If all anyone hears is Tories and Lib Dems saying they have to make the cuts because of Labour profligacy; and their opponents saying there is no need for any of these cuts and we should all take to the streets in protest, then the Tories will not be in as bad a place as they deserve to be.
The key to this is the argument over time. All the parties went into the election making clear that some cuts would be needed as part of varying plans to bring down the deficit. The Tories in particular pursued an agressive strategy to pin the deficit as being all Labour’s fault. The polls (and indeed the result) suggest that did not work as well as they intended. The public are not daft and they know there was an international, and indeed US-led, dimension to the economic crisis. They know too, however, that when anyone stands up and says ‘no cuts to anything’ that is unrealistic.
So the political argument to be mounted against the coalition rests on the strengthening impression that the cuts now are going beyond what even they had planned to deal with the deficit, and are in fact driven by an ideological belief – held most strongly by George Osborne – in dramatically shrinking the state. They have not successfully made the economic case for that.
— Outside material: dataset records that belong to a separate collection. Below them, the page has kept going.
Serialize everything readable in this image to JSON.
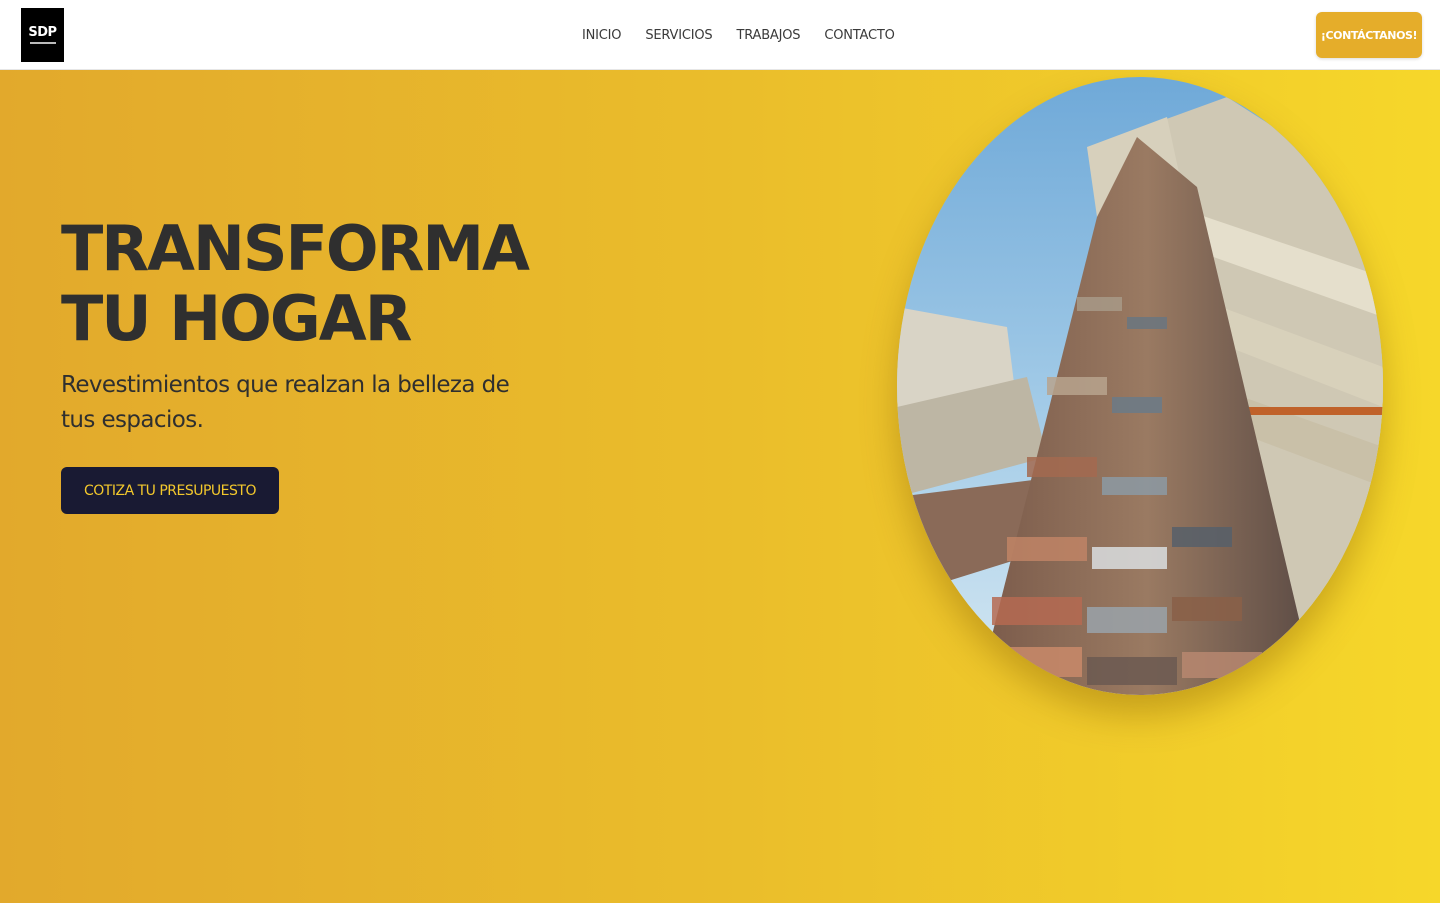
{
  "header": {
    "logo_text": "SDP",
    "nav": [
      "INICIO",
      "SERVICIOS",
      "TRABAJOS",
      "CONTACTO"
    ],
    "cta_label": "¡CONTÁCTANOS!"
  },
  "hero": {
    "title": "TRANSFORMA TU HOGAR",
    "subtitle": "Revestimientos que realzan la belleza de tus espacios.",
    "button_label": "COTIZA TU PRESUPUESTO"
  },
  "colors": {
    "accent": "#e5ad2a",
    "hero_gradient_start": "#e2a92c",
    "hero_gradient_end": "#f6d72a",
    "button_dark": "#191a33",
    "text_dark": "#2f2f2f"
  }
}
Their opponents, Labour and the unions in different ways, need first to win that argument – that ideology every bit as much as economic neccessity lies behind the cuts; and that they will impact disproportionately on the poor, of which there is a growing body of evidence.
The media will be out in force to cover the TUC. It is often the case that he who shouts loudest gets heard the most; he who makes the biggest threat works his way to the top of the bulletins … so the pressures will be there to match extremism with extremism.
But actually the unions are well placed to get attention for making serious and rounded arguments that will chime with growing fears many members of the public have about this government’s direction of travel.